I wonder if that's why the most widely-praised of the actors at the time of the film's release was Cruise: there's something inherently dissociative about watching a famous person best known for being a pretty face playing such a broken, hate-filled man, which isn't quite the same thing as "good acting", but a lot of critics regard it that way; I'd not hesitate even a second to suggest that Reilly, Hall, and Walters at a minimum give more accomplished performances. But it's Cruise's Frank that hits a sweet spot between being an actual human person and an approximation of a kind of human experience; we never believe that he'd exist in real life, but then again, Magnolia is not a document of real life or real emotions, but an overblown concept of life and emotions, run through the mind of a filmmaker who is obsessed with concepts to the point of distraction in this film.

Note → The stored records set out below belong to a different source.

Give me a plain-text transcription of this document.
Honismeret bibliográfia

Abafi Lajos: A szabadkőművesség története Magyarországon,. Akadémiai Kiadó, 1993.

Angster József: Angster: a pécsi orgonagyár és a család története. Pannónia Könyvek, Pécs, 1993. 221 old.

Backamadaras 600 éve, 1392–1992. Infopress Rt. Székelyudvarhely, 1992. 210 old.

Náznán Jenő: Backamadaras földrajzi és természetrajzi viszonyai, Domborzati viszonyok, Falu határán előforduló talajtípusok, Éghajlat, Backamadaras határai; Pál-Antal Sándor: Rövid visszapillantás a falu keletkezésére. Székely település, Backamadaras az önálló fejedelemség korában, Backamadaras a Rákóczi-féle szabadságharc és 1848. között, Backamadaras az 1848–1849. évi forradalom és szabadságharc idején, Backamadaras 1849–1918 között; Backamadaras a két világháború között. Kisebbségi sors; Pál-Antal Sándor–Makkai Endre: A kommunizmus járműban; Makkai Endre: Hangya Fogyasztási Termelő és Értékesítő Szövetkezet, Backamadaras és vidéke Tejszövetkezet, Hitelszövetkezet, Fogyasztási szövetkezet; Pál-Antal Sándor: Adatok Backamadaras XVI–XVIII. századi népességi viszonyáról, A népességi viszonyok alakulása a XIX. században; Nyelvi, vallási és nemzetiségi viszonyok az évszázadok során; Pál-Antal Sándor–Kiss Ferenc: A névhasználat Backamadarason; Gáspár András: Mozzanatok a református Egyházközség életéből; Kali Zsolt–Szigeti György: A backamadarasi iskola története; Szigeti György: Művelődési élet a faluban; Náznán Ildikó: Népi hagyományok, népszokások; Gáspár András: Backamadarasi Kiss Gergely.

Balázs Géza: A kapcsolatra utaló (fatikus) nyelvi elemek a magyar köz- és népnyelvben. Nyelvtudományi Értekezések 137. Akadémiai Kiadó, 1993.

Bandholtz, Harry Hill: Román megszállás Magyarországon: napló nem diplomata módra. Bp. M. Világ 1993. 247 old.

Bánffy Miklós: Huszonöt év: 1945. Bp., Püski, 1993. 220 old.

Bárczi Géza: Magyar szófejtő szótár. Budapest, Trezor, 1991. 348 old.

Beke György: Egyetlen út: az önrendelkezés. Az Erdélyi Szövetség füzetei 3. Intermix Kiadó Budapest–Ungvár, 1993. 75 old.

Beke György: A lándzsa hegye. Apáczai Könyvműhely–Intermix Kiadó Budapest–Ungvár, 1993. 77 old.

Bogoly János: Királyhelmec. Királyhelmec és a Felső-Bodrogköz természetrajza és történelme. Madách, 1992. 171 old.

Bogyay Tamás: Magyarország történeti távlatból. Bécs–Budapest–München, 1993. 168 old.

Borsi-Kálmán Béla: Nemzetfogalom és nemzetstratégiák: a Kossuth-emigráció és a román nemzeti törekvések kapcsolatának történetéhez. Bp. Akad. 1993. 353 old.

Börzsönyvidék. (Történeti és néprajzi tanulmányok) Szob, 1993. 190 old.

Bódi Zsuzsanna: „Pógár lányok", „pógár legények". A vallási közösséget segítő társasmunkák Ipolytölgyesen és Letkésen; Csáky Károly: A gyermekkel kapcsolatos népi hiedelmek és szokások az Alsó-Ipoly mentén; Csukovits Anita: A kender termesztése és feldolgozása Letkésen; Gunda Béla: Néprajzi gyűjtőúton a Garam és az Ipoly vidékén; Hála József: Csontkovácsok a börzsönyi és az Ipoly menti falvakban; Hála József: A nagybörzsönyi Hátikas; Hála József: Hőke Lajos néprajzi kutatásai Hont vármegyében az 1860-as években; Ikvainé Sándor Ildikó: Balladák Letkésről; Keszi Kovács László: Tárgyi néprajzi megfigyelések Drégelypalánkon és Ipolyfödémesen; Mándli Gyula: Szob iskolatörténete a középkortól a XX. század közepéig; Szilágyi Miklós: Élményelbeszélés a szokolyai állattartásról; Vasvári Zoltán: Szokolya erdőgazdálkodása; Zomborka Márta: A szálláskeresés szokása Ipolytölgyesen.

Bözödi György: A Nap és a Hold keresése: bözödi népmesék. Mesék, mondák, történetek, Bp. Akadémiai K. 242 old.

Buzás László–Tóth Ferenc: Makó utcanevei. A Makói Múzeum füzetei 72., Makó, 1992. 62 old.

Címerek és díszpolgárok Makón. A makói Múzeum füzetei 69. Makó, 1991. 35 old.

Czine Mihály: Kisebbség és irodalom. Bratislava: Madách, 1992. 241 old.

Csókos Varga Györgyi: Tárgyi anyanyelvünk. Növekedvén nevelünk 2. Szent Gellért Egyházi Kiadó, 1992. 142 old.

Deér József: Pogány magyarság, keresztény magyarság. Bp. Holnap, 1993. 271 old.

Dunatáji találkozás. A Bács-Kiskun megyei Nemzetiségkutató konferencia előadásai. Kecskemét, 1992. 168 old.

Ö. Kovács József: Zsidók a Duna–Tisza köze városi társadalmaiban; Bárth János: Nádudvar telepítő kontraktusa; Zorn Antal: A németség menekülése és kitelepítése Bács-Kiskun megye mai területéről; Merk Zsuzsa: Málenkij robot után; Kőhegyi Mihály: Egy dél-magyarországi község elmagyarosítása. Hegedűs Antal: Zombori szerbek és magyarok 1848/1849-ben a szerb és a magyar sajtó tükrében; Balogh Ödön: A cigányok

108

That is, undeniably, attractive and even thrilling; at the same time, I can't help but get an itchy feeling from Magnolia, and the bloated 3-hour, 8-minute running time doesn't help with that even one tiny bit. It's exhausting, frankly, and the fact that it's a formal work-out just as much as a narrative one makes it even rougher: the film is edited to some peculiar rhythm that redefines what cross-cutting can do as much as any film has since the 1910s; chronology jumps forward, then back, then back more, then forward, and so forth, as each of the plotlines of Magnolia take place at the same time as others, so that seconds in one plot go by in the span of a whole 10 minutes of scenes from the other plots. It takes a lot of getting used to, and I'm not sure that it's the "right" choice: but then, stylistic excess is all in Anderson's film, right from the moment that we're introduced to the charaters as the camera dives towards them like a kamikaze pilot, as Mann's enervating cover of "One" plays on the soundtrack. Energy is not the problem with Magnolia; keeping up with it, now there's the problem, and I'd be happier doing that if I felt like there was anything to it besides an ingenious puzzle box decorated with a lot of very good actors. But even if I have major reservations about the film (and not, I must admit, nearly as many as I had in 2000; maybe when I watch it again in 2022, I'll love it?), its crazy ambition is all that it takes to set it above a similar but infinitely blander exercise in connectivity like its withered descendant Crash; Magnolia's sin is ultimately that it tries too much and has too much going on, and that is a sin that we need more of in our cinema.